You think you can teach me something. I love to learn things, and
everyone I've met has taught me something I didn't know previously,
whether intentionally or not. If you're smarter than me, I'm
immediately infatuated. Just don't be an ass about it.
You're not afraid of dark lipstick and darker clothing.
You like to watch football. I love a good game.
You can eat. I love to cook and bake. I'm Southern, I feed people.
It's a compulsion.
You like dark, knock you on your ass beer. My favorite is the
Parabola from Firestone Walker. At 13%, it's a one and done beer
for me. I'm somewhat of a snob, but I don't mind the occasional
If jazz and the blues tickle your fancy, get at me. Triple points
if you know a good place to listen to them.

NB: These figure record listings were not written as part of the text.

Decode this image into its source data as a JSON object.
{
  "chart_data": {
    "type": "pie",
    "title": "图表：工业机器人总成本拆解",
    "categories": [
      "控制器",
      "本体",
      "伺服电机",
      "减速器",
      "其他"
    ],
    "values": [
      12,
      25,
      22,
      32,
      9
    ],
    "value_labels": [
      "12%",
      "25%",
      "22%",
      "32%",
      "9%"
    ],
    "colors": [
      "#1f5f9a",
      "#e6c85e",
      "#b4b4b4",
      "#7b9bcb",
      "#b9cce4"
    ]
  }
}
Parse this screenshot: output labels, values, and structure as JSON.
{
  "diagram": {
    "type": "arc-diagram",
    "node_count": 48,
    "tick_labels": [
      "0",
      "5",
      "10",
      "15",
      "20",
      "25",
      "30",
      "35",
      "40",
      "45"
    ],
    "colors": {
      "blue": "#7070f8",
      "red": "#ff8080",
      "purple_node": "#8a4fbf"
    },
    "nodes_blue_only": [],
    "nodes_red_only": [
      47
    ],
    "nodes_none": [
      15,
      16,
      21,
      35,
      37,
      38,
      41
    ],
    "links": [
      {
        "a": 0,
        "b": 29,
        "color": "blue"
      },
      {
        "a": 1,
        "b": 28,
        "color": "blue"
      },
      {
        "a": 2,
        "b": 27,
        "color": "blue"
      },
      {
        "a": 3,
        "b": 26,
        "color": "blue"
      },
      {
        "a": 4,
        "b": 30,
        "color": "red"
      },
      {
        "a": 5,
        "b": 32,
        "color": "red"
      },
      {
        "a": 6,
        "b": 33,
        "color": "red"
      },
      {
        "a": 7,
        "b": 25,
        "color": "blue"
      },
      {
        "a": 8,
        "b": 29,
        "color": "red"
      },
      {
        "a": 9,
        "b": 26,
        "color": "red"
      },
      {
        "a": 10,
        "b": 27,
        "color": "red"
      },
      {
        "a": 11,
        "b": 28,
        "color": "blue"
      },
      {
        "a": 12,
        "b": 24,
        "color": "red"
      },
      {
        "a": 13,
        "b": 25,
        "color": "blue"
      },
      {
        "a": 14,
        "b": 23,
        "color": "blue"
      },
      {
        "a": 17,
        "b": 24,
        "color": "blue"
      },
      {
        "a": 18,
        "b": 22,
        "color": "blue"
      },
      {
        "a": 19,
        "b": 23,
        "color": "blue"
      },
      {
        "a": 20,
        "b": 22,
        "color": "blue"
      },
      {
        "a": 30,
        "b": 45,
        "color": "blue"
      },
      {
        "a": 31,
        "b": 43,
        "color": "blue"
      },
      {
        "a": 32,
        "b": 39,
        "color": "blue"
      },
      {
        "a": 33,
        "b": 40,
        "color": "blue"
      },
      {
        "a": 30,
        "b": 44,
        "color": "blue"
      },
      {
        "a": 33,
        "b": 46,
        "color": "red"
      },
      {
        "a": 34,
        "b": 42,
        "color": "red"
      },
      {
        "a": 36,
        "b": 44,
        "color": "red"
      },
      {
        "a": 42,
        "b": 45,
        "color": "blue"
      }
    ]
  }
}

If you read voraciously. Extra points (perhaps 1.5) for nonfiction,
technical books, action-packed historical fiction, and a bit of
fantasy (I'm on the George R. R. Martin bandwagon). I'd love
suggestions in any of those categories.
If your pants fit you and you don't think a short sleeve button-up
is ever okay. In any situation. Period. Goddammit. Dressing for the
occasion is always awesome, whether the occasion calls for a
t-shirt or a suit.
You love the rain. I moved here for it.
I swear to GOD if another of you "witty" motherfuckers messages me
telling me that there's a word for what I describe in my private
thing, I will implode with frustration. It implies that you assume
I'm not smart enough, driven enough, willing enough, to find out
the reason behind that smell, and, coincidentally, the name of it.
Condescension is NOT sexy. Find another opener.